Para alimentar uma população demais de 6 bilhões de pessoas, o planeta terra vai perdendo sua cobertura vegetal nativa para dar lugar ao cultivo de grãos e expansão da agropecuária. A pressão sobre novas fronteiras agrícolas força a exploração dos cerrados e no caso do Piauí não seria diferente. Acontece que neste caso, parte da biodiversidade se mantém intacta, amparada pela lei que regulamenta as áreas de Preservação Permanente (mata cilar, encostas das serras, etc.) e pela Reserva Legal, que estabelece, em nosso Estado, uma preservação de 30% da mata nativa. Pretende-se com isso, formar corredores ecológicos para sobrevivência do ecossistema. Nada mais justo que os órgãos públicos relacionados ao setor, amparados nos limites da lei, dêem licenças para exploração agrícola no cerrado. E mais, permita que o desmatamento que seria queimado a céu aberto, seja utilizado na produção do carvão vegetal.
Diferentemente da licença liberada para a J.B.Carbon que autoriza o corte raso da mata nativa exclusivamente para produção carvão vegetal, com todas as desvantagens para a natureza e sem nenhum retorno para o erário público, o corte nos cerrados se justifica pela produção de gêneros imprescindíveis para a nossa alimentação.
Há de se perguntar quanto o Estado já arrecadou da exploração do carvão vegetal exportado para as grandes siderúrgicas. Com certeza uma insignificância, um nada, se comparado aos prejuízos causados ao meio ambiente, e quem lucra com tudo isto são grupos empresariais alienígenas, que destroem as nossas matas. O Estado herdará apenas rústicos fornos de barro, em ruínas e a devastação da flora e fauna.
O problema se agrava mais, pois, com a certeza que todo carvão produzido terá mercado consumidor, inúmeras carvoarias clandestinas se instalam. Segundo o Portal Ecol News, a SEMAR -Secretaria de Meio Ambiente do Piauí também tem liberado licença na mesma região: "A Secretaria Estadual de Meio Ambiente do Piauí (SEMAR) autorizou o funcionamento de uma carvoaria com 570 fornos dentro da área onde está previsto a implantação do Parque Nacional da Serra Vermelha, nos municípios de Curimatá e Morro Cabeça no Tempo, no Sul do Estado. O curioso é que a carvoaria, pertencente ao baiano Edson Rocha, está usando toda a estrutura do projeto energia Verde da empresa JB Carbon, da qual é vizinha e que foi proibida de funcionar porque vinha destruindo uma rica biodiversidade.

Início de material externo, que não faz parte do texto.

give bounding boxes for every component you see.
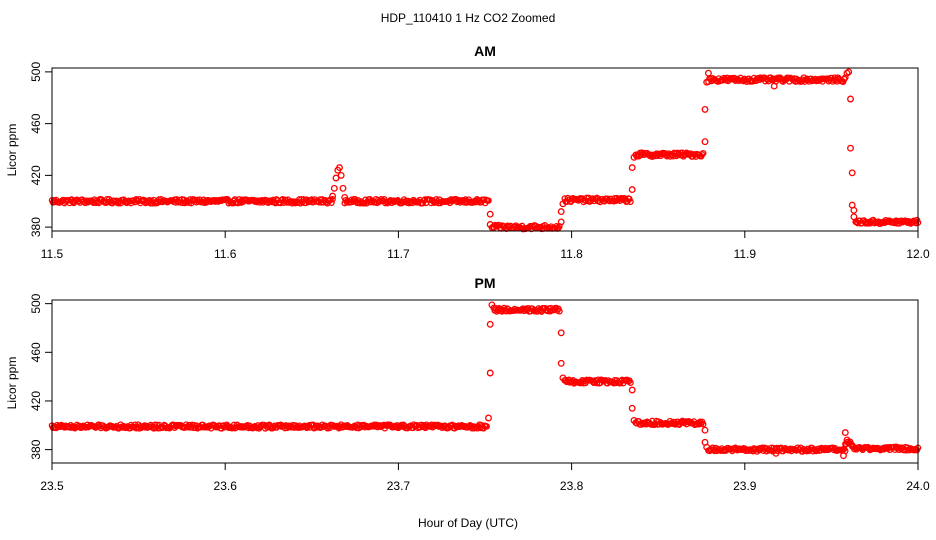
panel-am-data-point <box>486 221 494 228</box>
panel-pm-frame <box>51 299 919 464</box>
panel-am-data-point <box>630 153 638 161</box>
panel-am-x-tick-label: 12.0 <box>906 247 930 261</box>
panel-am-x-tick-label: 11.9 <box>734 247 757 261</box>
panel-am-x-tick-label: 11.8 <box>560 247 583 261</box>
panel-am-data-point <box>627 198 634 206</box>
panel-am-data-point <box>848 169 856 177</box>
panel-pm-plot-area <box>48 301 922 460</box>
panel-pm: PM Licor ppm 23.5 23.6 23.7 23.8 23.9 24.0 38… <box>5 275 930 493</box>
panel-pm-data-point <box>703 443 711 451</box>
panel-pm-data-point <box>878 446 885 453</box>
panel-pm-x-tick-label: 23.8 <box>560 479 584 493</box>
panel-pm-x-axis: 23.5 23.6 23.7 23.8 23.9 24.0 <box>40 463 930 493</box>
panel-am: AM Licor ppm 11.5 11.6 11.7 11.8 11.9 12.0 38… <box>5 43 930 261</box>
panel-am-data-point <box>845 68 853 76</box>
panel-am-data-point <box>329 192 337 200</box>
panel-am-y-tick-label: 500 <box>29 62 43 82</box>
panel-pm-data-point <box>627 379 634 386</box>
panel-pm-data-point <box>871 444 879 452</box>
figure-title: HDP_110410 1 Hz CO2 Zoomed <box>381 11 556 25</box>
panel-am-y-tick-label: 420 <box>29 165 43 185</box>
panel-pm-data-point <box>701 426 709 434</box>
panel-am-y-axis: 380 420 460 500 <box>29 62 52 237</box>
panel-pm-data-point <box>840 452 847 460</box>
panel-pm-x-tick-label: 23.7 <box>387 479 411 493</box>
panel-pm-data-point <box>557 329 565 337</box>
panel-am-data-point <box>698 151 706 158</box>
panel-pm-data-point <box>630 416 638 424</box>
panel-am-data-point <box>330 184 338 192</box>
panel-am-data-point <box>557 218 565 226</box>
panel-pm-data-point <box>772 449 780 457</box>
panel-am-data-point <box>704 69 712 77</box>
panel-am-data-point <box>628 164 636 172</box>
panel-am-data-point <box>699 149 707 157</box>
panel-pm-data-point <box>628 404 636 412</box>
panel-pm-x-tick-label: 23.6 <box>214 479 238 493</box>
panel-am-data-point <box>850 206 858 214</box>
panel-pm-data-point <box>628 386 636 394</box>
panel-am-data-point <box>703 78 711 86</box>
panel-pm-x-tick-label: 24.0 <box>906 479 930 493</box>
panel-pm-x-tick-label: 23.9 <box>733 479 757 493</box>
figure-xlabel: Hour of Day (UTC) <box>418 516 518 530</box>
panel-pm-x-tick-label: 23.5 <box>40 479 64 493</box>
panel-pm-data-point <box>488 301 496 309</box>
panel-am-data-point <box>850 213 858 221</box>
panel-am-data-point <box>328 199 335 206</box>
panel-am-data-point <box>559 200 567 208</box>
panel-am-data-point <box>726 75 734 82</box>
panel-am-data-point <box>847 144 854 152</box>
panel-am-data-point <box>557 208 565 216</box>
panel-pm-data-point <box>556 308 563 315</box>
panel-pm-data-point <box>225 424 233 432</box>
panel-am-data-point <box>337 171 345 179</box>
panel-am-data-point <box>341 193 349 201</box>
panel-am-data-point <box>485 197 492 204</box>
panel-pm-data-point <box>486 320 494 328</box>
panel-am-y-tick-label: 380 <box>29 217 43 237</box>
panel-am-data-point <box>332 174 340 182</box>
panel-am-x-tick-label: 11.5 <box>41 247 64 261</box>
panel-am-data-point <box>774 74 782 81</box>
panel-am-frame <box>51 67 919 232</box>
panel-am-data-point <box>336 164 343 172</box>
panel-pm-data-point <box>557 359 565 367</box>
panel-pm-data-point <box>843 436 851 444</box>
panel-am-data-point <box>770 82 778 90</box>
panel-am-x-tick-label: 11.7 <box>387 247 410 261</box>
panel-pm-ylabel: Licor ppm <box>5 357 19 410</box>
panel-am-y-tick-label: 460 <box>29 113 43 133</box>
panel-pm-y-tick-label: 460 <box>29 342 43 362</box>
panel-am-data-point <box>339 184 347 192</box>
panel-am-data-point <box>784 74 792 82</box>
panel-pm-title: PM <box>475 275 496 291</box>
panel-pm-data-point <box>239 424 246 431</box>
panel-am-data-point <box>701 105 709 113</box>
panel-pm-y-tick-label: 500 <box>29 293 43 313</box>
panel-pm-y-tick-label: 420 <box>29 391 43 411</box>
panel-pm-data-point <box>483 423 490 430</box>
panel-am-data-point <box>626 195 633 203</box>
panel-pm-y-axis: 380 420 460 500 <box>29 293 52 460</box>
panel-am-data-point <box>843 69 851 77</box>
panel-am-x-axis: 11.5 11.6 11.7 11.8 11.9 12.0 <box>41 231 930 261</box>
panel-am-x-tick-label: 11.6 <box>214 247 237 261</box>
panel-am-data-point <box>628 186 636 194</box>
panel-am-data-point <box>701 138 709 146</box>
panel-am-title: AM <box>474 43 496 59</box>
panel-pm-data-point <box>486 369 494 377</box>
panel-am-data-point <box>847 95 854 103</box>
panel-am-data-point <box>486 210 494 218</box>
panel-pm-y-tick-label: 380 <box>29 439 43 459</box>
panel-am-plot-area <box>48 68 922 233</box>
panel-pm-data-point <box>841 429 849 437</box>
panel-pm-data-point <box>699 420 707 428</box>
panel-pm-data-point <box>559 374 567 382</box>
panel-am-data-point <box>329 196 336 203</box>
panel-pm-data-point <box>648 421 655 428</box>
panel-am-ylabel: Licor ppm <box>5 124 19 177</box>
panel-pm-data-point <box>485 414 492 422</box>
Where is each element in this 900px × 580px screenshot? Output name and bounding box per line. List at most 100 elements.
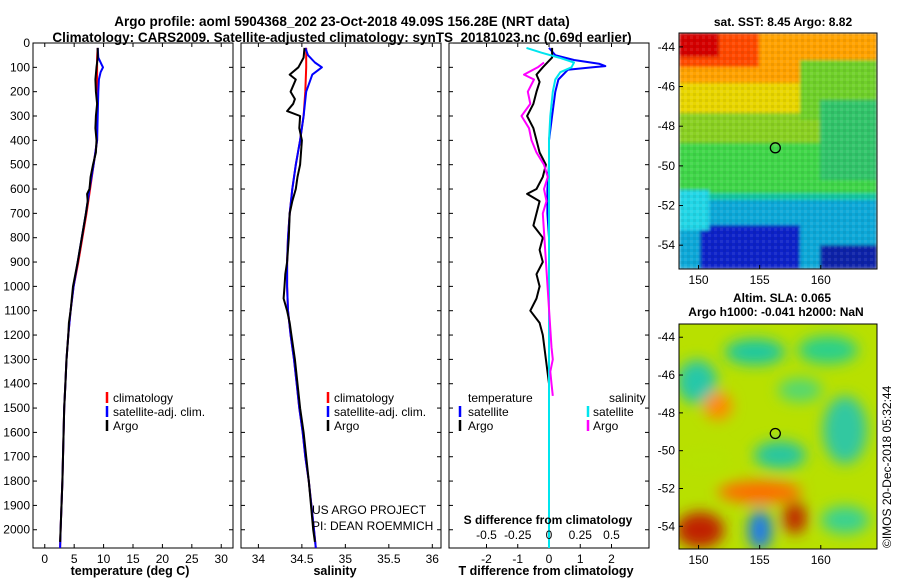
x-tick-label: 1: [577, 552, 584, 566]
legend-satellite-label: satellite-adj. clim.: [113, 405, 205, 419]
secondary-tick-label: -0.25: [504, 528, 532, 542]
sla-blob: [679, 512, 724, 548]
x-tick-label: -2: [481, 552, 492, 566]
difference-axis-label: T difference from climatology: [458, 564, 633, 578]
x-tick-label: -1: [512, 552, 523, 566]
depth-tick-label: 1200: [3, 328, 30, 342]
depth-tick-label: 0: [23, 36, 30, 50]
map-x-tick-label: 160: [811, 553, 831, 567]
x-tick-label: 35.5: [377, 552, 401, 566]
sla-map-title-line1: Altim. SLA: 0.065: [733, 291, 831, 305]
x-tick-label: 35: [339, 552, 353, 566]
figure-title-line2: Climatology: CARS2009. Satellite-adjuste…: [52, 30, 631, 45]
temperature-axes: 0 5 10 15 20 25 30: [33, 42, 233, 566]
legend-climatology-label: climatology: [113, 391, 173, 405]
depth-tick-label: 400: [10, 133, 30, 147]
legend-t-satellite-label: satellite: [468, 405, 509, 419]
sla-map-frame: [678, 323, 878, 550]
x-tick-label: 15: [126, 552, 140, 566]
x-tick-label: 0: [41, 552, 48, 566]
temperature-series: [59, 47, 104, 548]
legend-argo-label: Argo: [113, 419, 139, 433]
difference-series: [520, 46, 607, 548]
legend-s-argo-label: Argo: [593, 419, 619, 433]
sla-blob: [725, 339, 785, 365]
depth-tick-label: 1400: [3, 377, 30, 391]
sla-map-axes: 150 155 160 -44 -46 -48 -50 -52 -54: [658, 330, 831, 567]
credit-pi: PI: DEAN ROEMMICH: [312, 519, 433, 533]
sla-heatmap: [679, 324, 877, 549]
legend-temperature-header: temperature: [468, 391, 533, 405]
sla-blob: [704, 392, 732, 420]
credit-project: US ARGO PROJECT: [312, 503, 427, 517]
map-x-tick-label: 150: [689, 553, 709, 567]
x-tick-label: 25: [185, 552, 199, 566]
x-tick-label: 36: [426, 552, 440, 566]
sla-blob: [679, 448, 731, 472]
depth-tick-label: 1800: [3, 474, 30, 488]
legend-argo-label: Argo: [334, 419, 360, 433]
temperature-axis-label: temperature (deg C): [71, 564, 190, 578]
temperature-legend: climatology satellite-adj. clim. Argo: [105, 391, 205, 433]
depth-tick-label: 1700: [3, 450, 30, 464]
secondary-tick-label: -0.5: [476, 528, 497, 542]
depth-tick-label: 1100: [4, 304, 30, 318]
salinity-axes: 34 34.5 35 35.5 36: [241, 42, 441, 566]
series-line-satellite-adj-clim-: [286, 47, 323, 548]
sla-blob: [821, 506, 869, 534]
depth-tick-label: 900: [10, 255, 30, 269]
sst-map-title: sat. SST: 8.45 Argo: 8.82: [714, 15, 853, 29]
map-y-tick-label: -50: [658, 159, 676, 173]
salinity-legend: climatology satellite-adj. clim. Argo: [326, 391, 426, 433]
sla-profile-marker: [769, 427, 781, 440]
x-tick-label: 5: [71, 552, 78, 566]
x-tick-label: 30: [215, 552, 229, 566]
sst-pixel-texture: [679, 33, 877, 269]
map-y-tick-label: -46: [658, 80, 676, 94]
map-y-tick-label: -44: [658, 40, 676, 54]
secondary-tick-label: 0.5: [603, 528, 620, 542]
x-tick-label: 34.5: [290, 552, 314, 566]
sst-map-axes: 150 155 160 -44 -46 -48 -50 -52 -54: [658, 40, 831, 287]
sla-blob: [679, 360, 717, 404]
legend-s-satellite-label: satellite: [593, 405, 634, 419]
legend-satellite-label: satellite-adj. clim.: [334, 405, 426, 419]
series-line-argo: [282, 47, 316, 543]
map-y-tick-label: -52: [658, 481, 676, 495]
difference-axes: -2 -1 0 1 2: [449, 42, 649, 566]
depth-tick-label: 600: [10, 182, 30, 196]
depth-tick-label: 1900: [3, 498, 30, 512]
series-line-argo: [59, 47, 99, 542]
depth-tick-label: 100: [10, 60, 30, 74]
sla-blob: [798, 336, 858, 364]
series-line-s-argo: [520, 61, 554, 397]
depth-tick-label: 300: [10, 109, 30, 123]
depth-tick-label: 700: [10, 206, 30, 220]
depth-tick-label: 1300: [3, 352, 30, 366]
depth-tick-labels: 0 100 200 300 400 500 600 700 800 900 1000 1100 1200…: [3, 36, 30, 537]
map-y-tick-label: -48: [658, 406, 676, 420]
secondary-tick-label: 0.25: [569, 528, 593, 542]
series-line-climatology: [59, 47, 99, 548]
map-y-tick-label: -52: [658, 199, 676, 213]
map-y-tick-label: -46: [658, 368, 676, 382]
series-line-t-satellite: [546, 47, 607, 548]
salinity-difference-secondary-axis: -0.5 -0.25 0 0.25 0.5: [476, 528, 620, 542]
legend-salinity-header: salinity: [609, 391, 646, 405]
depth-tick-label: 500: [10, 158, 30, 172]
sla-heatmap-field: [679, 336, 869, 549]
x-tick-label: 34: [252, 552, 266, 566]
salinity-panel-frame: [240, 42, 442, 549]
map-x-tick-label: 155: [750, 553, 770, 567]
map-y-tick-label: -50: [658, 444, 676, 458]
depth-tick-label: 1500: [3, 401, 30, 415]
secondary-tick-label: 0: [546, 528, 553, 542]
depth-tick-label: 1000: [3, 279, 30, 293]
series-line-climatology: [286, 47, 317, 548]
map-x-tick-label: 160: [811, 273, 831, 287]
sst-profile-marker: [769, 142, 781, 154]
map-y-tick-label: -44: [658, 330, 676, 344]
figure-title-line1: Argo profile: aoml 5904368_202 23-Oct-20…: [114, 14, 569, 29]
x-tick-label: 2: [608, 552, 615, 566]
sla-blob: [718, 481, 802, 503]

O IBAMA e SEMAR não dispõem de infraestrura suficiente para fiscalizar tão imensa área. Com sua sede em Teresina, distante, portanto, mais de 900km do conflito do desmatamento o IBAMA não tem como fazer um acompanhamento sistemático. Basta dizer que dispõe apenas de dois fiscais sediados na região com o encargo de atender 14 municípios, alem do Parque das Nascentes do Rio Parnaíba, este, com área de 729.813 hectares.
Vez ou outra o IBAMA aparece na mídia, flagrando, multando e prendendo algum caçador pela captura de um peba ou tatu. São freqüentes apreensões de caminhões com madeira contrabandeada, cortada ilegalmente - sem a devida autorização - para uso na construção civil. Tudo bem, e é assim que deve proceder um órgão fiscalizador. Mas a pergunta que fica no ar, porque essa mesma zelosa repartição publica liberou e defende intransigentemente o desmatamento de mais de 77 mil hectares de mata nativa apenas para queima em carvão? As conseqüências da destruição do bioma, com o desabrigo de toda a fauna são imensuráveis em comparação ao fragrante de apreensão de um simples tatu, exposto com todo destaque pela mídia. As imensa áreas das carvoarias legais e clandestinas atingem proporções comparáveis às destinadas os parques ambientais Estação Ecológica Uruçui-Una ou Serra da Capivara.
Chamemos, pois a arqueóloga Niede Guidon, para exemplo do que promoveu em São Raimundo Nonato, desenvolver ali um projeto turístico auto-sustentável, com exploração dos sítios arqueológicos existente, preservando todo o ecossistema da região.
Seria a oportunidade de o Piauí vender para o mundo um produto raro, suas belezas naturais, mostrar a flora, a fauna, e o exuberante ambiente, que abrigou no passado os primitivos homens americanos (engenheiro Cid Dias)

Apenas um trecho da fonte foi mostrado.